Behind the loosey-goosey exterior, Glenn was something of a perfectionist, and found himself growing fascinated not just with learning the art of casting but also with refining it, creating molds that grew more and more intricate and had fewer and fewer flaws--precisely the kind of near-zero-tolerance quality needed in industrial manufacturing. When Alan approached Glenn in 1985 and asked for his help, both brothers figured the collaboration would be a good one. "We started doing together what we'd been doing separately," Glenn says, "me the processes, Alan the materials."

Start the Presses
The Beanes established Mii as a small materials-research firm, spending the better part of 15 years developing and patenting computer systems and other infrastructure for digitally run presses. In 1993 they recruited materials chemist David Lashmore to help them puzzle out the complex chemistry of the powdered metal that would feed the machine they hoped to build. Finally, last spring, they developed a working prototype of a New Age powder press and guessed it just might be the device they were after. They guessed right.

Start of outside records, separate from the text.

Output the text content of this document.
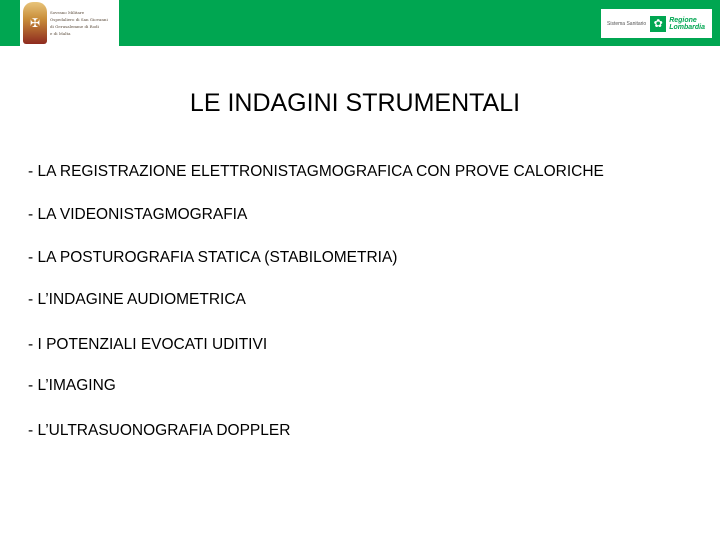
✠
Sovrano Militare
Ospedaliero di San Giovanni
di Gerusalemme di Rodi
e di Malta
Sistema Sanitario ✿ Regione
Lombardia
LE INDAGINI STRUMENTALI
- LA REGISTRAZIONE ELETTRONISTAGMOGRAFICA CON PROVE CALORICHE
- LA VIDEONISTAGMOGRAFIA
- LA POSTUROGRAFIA STATICA (STABILOMETRIA)
- L’INDAGINE AUDIOMETRICA
- I POTENZIALI EVOCATI UDITIVI
- L’IMAGING
- L’ULTRASUONOGRAFIA DOPPLER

The cabinet-size press the Beanes and Lashmore invented is an astonishingly economical piece of engineering--and an astonishingly powerful one. A traditional 936-cu.-ft. press generates about 440,000 lbs. of force to compress its metal dust. The new 16-cu.-ft. press generates a whopping 920,000 lbs. Four built-in computerized control systems run the press's robotics, monitoring quality and minimizing work-stopping breakdowns. This helps reduce the small swat team of 200 workers normally required to run such a machine to just three. What's more, by keeping quality high and eliminating the extra finishing steps needed by parts produced by cruder presses, the new press can complete a job up to 50% faster. "This means we can lower costs by 30% to 50% too," says Alan.

It's Mii's powder as much as its machine that makes this kind of radical improvement possible. Typical powder presses use alloys made of two or more metals that are sifted together in a process little different from--and little more precise than--mixing flour and sugar for baking. In any single mix, there's always the chance of a clot of just one metal remaining unsifted, ruining the entire batch. Mii's powders don't have that problem. Each tiny particle is made of one metal with a fine rind of the other one coating it--ensuring a denser and stronger alloy. "David helped us understand our work at an atomic level," says Glenn.

Though the Beanes and Lashmore started commercial production only nine months ago, their press is already drawing attention. Mii is manufacturing parts for six industrial customers and is looking for more. While the Beanes and Lashmore will happily run their presses 24 hours a day, seven days a week to serve the clients they do attract, they hope to lease their system and sell their powders so manufacturers can do the work on their own. Mii's robotic presses can not only be shipped around the world, they can also be remotely operated. Thus a supervisor at a computer console in, say, Singapore can monitor a press in, say, Seattle, troubleshooting any problems that come up.

At the moment, Mii is generating revenues of about $10 million for its three owners--real money by almost any measure but mere bus fare in the high-tech world. The Beanes and Lashmore, however, see far bigger things in the company's near future, and many industry types are beginning to agree.

"This is like the airplane or copying machine in previous eras," says Jay Agarwal, an analyst with Charles River Associates, who has advised the Beanes. "How long it takes the market to form will depend on how long it takes manufacturers to change the way they think about their businesses and the laws of physics."

If the new press can really deliver on its promise, the laws of economics will probably have something to say about it too.